Deciding whether to invest in building or upgrading an app can be a tough decision for operators, especially in this me-too time when so many chains have at least some kind of mobile option. But is it always the best move for a brand? The reality is that only a third of restaurants have a smartphone app, according to the National Restaurant Association. Part of the reason some aren’t investing: Consumers are both highly selective and very protective over what’s on their phone—the average person has less than three restaurant apps, finds Deloitte.
Even the biggest brands aren’t sold on apps, and some are pulling back. Chipotle in its latest earnings call detailed a plan to focus its digital ordering instead on a new “mobile-enabled” website. This way, it won’t be competing for smartphone space, but still allows the convenience of ordering via smartphone.
When Restaurant Business conducted a test of 25 restaurant apps, the team was judging overall look, functionality and features. But one arching trend emerged—for them to even consider downloading an app for personal use, it has to add value.
Here are four questions to help judge if an app would be a boon for business.
Who's your target demographic?
When asked by an analyst if Wingstop’s mobile app was a sales driver in certain stores that were performing well, CEO Charlie Morrison gave some insight into the specific type of guest that uses its app. “Folks that are a little heavier millennial and certainly a little higher on the income scale tend to utilize mobile apps and mobile technologies more so than other markets,” he said in August.
How frequently do your regulars visit?
We asked all of our team whether or not they would download the apps they tested. The overwhelming response—even for the apps they loved—had a caveat. “Yes, if I was a regular diner.” So we asked the team what “regular” meant. To them, coffee shop regulars visit a restaurant a few times a week, versus a few trips per month for lunch and dinner spots.
Despite more than half of operators telling the NRA that the primary reason to have a smartphone app was to build sales and traffic, there was an overwhelming sentiment from the team about who might be using apps. “You’re probably not going to win a ton of customers over with an app,” said one tester. “It’s a perk and a convenience for people going there anyway.”
Does the app have it all?
With consumers extremely picky about what gets real estate on their smartphones, a restaurant app has to provide a lot of value—and that means being inclusive both of a loyalty program and an order-and-pay feature, found our testers.
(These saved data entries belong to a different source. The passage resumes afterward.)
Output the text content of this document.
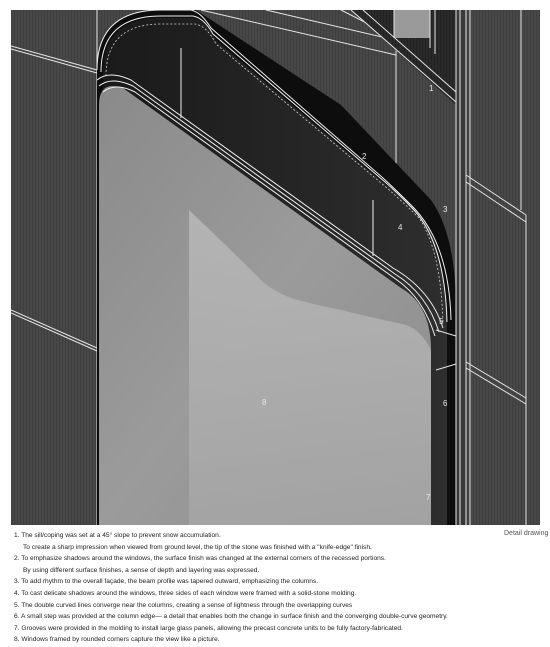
1
2
3
4
5
6
7
8
Detail drawing
1. The sill/coping was set at a 45° slope to prevent snow accumulation.
To create a sharp impression when viewed from ground level, the tip of the stone was finished with a "knife-edge" finish.
2. To emphasize shadows around the windows, the surface finish was changed at the external corners of the recessed portions.
By using different surface finishes, a sense of depth and layering was expressed.
3. To add rhythm to the overall façade, the beam profile was tapered outward, emphasizing the columns.
4. To cast delicate shadows around the windows, three sides of each window were framed with a solid-stone molding.
5. The double curved lines converge near the columns, creating a sense of lightness through the overlapping curves
6. A small step was provided at the column edge— a detail that enables both the change in surface finish and the converging double-curve geometry.
7. Grooves were provided in the molding to install large glass panels, allowing the precast concrete units to be fully factory-fabricated.
8. Windows framed by rounded corners capture the view like a picture.
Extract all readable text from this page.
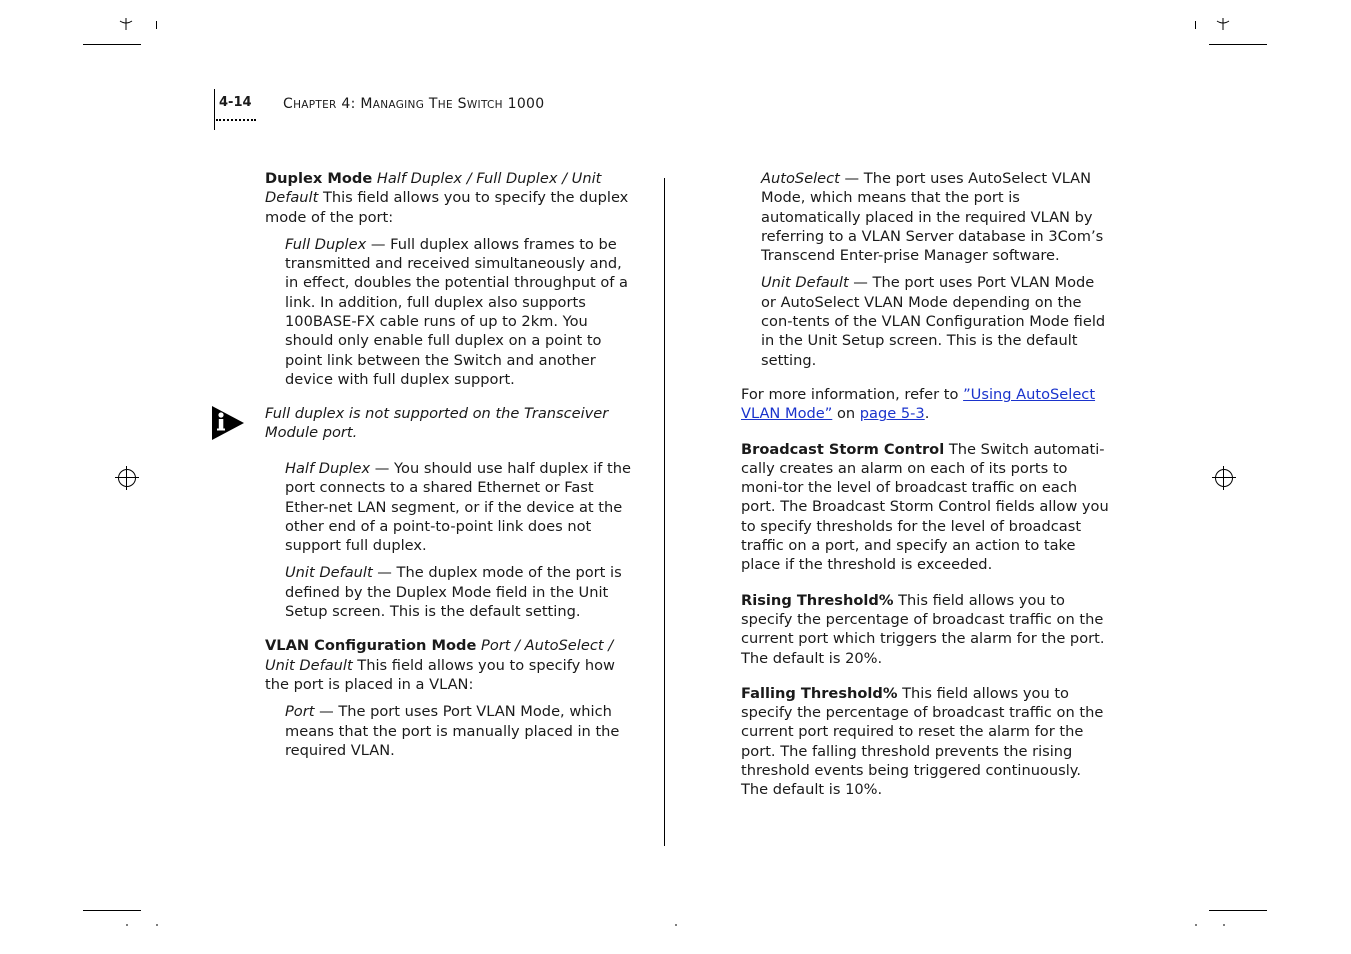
4-14 CHAPTER 4: MANAGING THE SWITCH 1000

Duplex Mode Half Duplex / Full Duplex / Unit Default This field allows you to specify the duplex mode of the port:

Full Duplex — Full duplex allows frames to be transmitted and received simultaneously and, in effect, doubles the potential throughput of a link. In addition, full duplex also supports 100BASE-FX cable runs of up to 2km. You should only enable full duplex on a point to point link between the Switch and another device with full duplex support.

Full duplex is not supported on the Transceiver Module port.

Half Duplex — You should use half duplex if the port connects to a shared Ethernet or Fast Ether-net LAN segment, or if the device at the other end of a point-to-point link does not support full duplex.

Unit Default — The duplex mode of the port is defined by the Duplex Mode field in the Unit Setup screen. This is the default setting.

VLAN Configuration Mode Port / AutoSelect / Unit Default This field allows you to specify how the port is placed in a VLAN:

Port — The port uses Port VLAN Mode, which means that the port is manually placed in the required VLAN.

AutoSelect — The port uses AutoSelect VLAN Mode, which means that the port is automatically placed in the required VLAN by referring to a VLAN Server database in 3Com’s Transcend Enter-prise Manager software.

Unit Default — The port uses Port VLAN Mode or AutoSelect VLAN Mode depending on the con-tents of the VLAN Configuration Mode field in the Unit Setup screen. This is the default setting.

For more information, refer to ”Using AutoSelect VLAN Mode” on page 5-3.

Broadcast Storm Control The Switch automati-cally creates an alarm on each of its ports to moni-tor the level of broadcast traffic on each port. The Broadcast Storm Control fields allow you to specify thresholds for the level of broadcast traffic on a port, and specify an action to take place if the threshold is exceeded.

Rising Threshold% This field allows you to specify the percentage of broadcast traffic on the current port which triggers the alarm for the port. The default is 20%.

Falling Threshold% This field allows you to specify the percentage of broadcast traffic on the current port required to reset the alarm for the port. The falling threshold prevents the rising threshold events being triggered continuously. The default is 10%.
More than half of restaurant apps today feature menus, maps, loyalty, ordering, payment and nutrition, finds the NRA. Yet despite these numbers, several of the apps tested included only loyalty. The app testers didn’t see the overall value, especially when a simple loyalty program tracked via email or phone number and recorded in a POS would offer the same program without being stored on their phones.
Are rewards attainable?
Admittedly, this question goes beyond the app. But loyalty was one of two download drivers, said our testers, the other being order-and-pay functions. Two-thirds of restaurant apps offer loyalty program information, according to the NRA, but testers were turned off by rewards that seemed too tough to earn. “I need to spend $55 to get anything from [this QSR chain]. That’s not much of an incentive for me,” one said.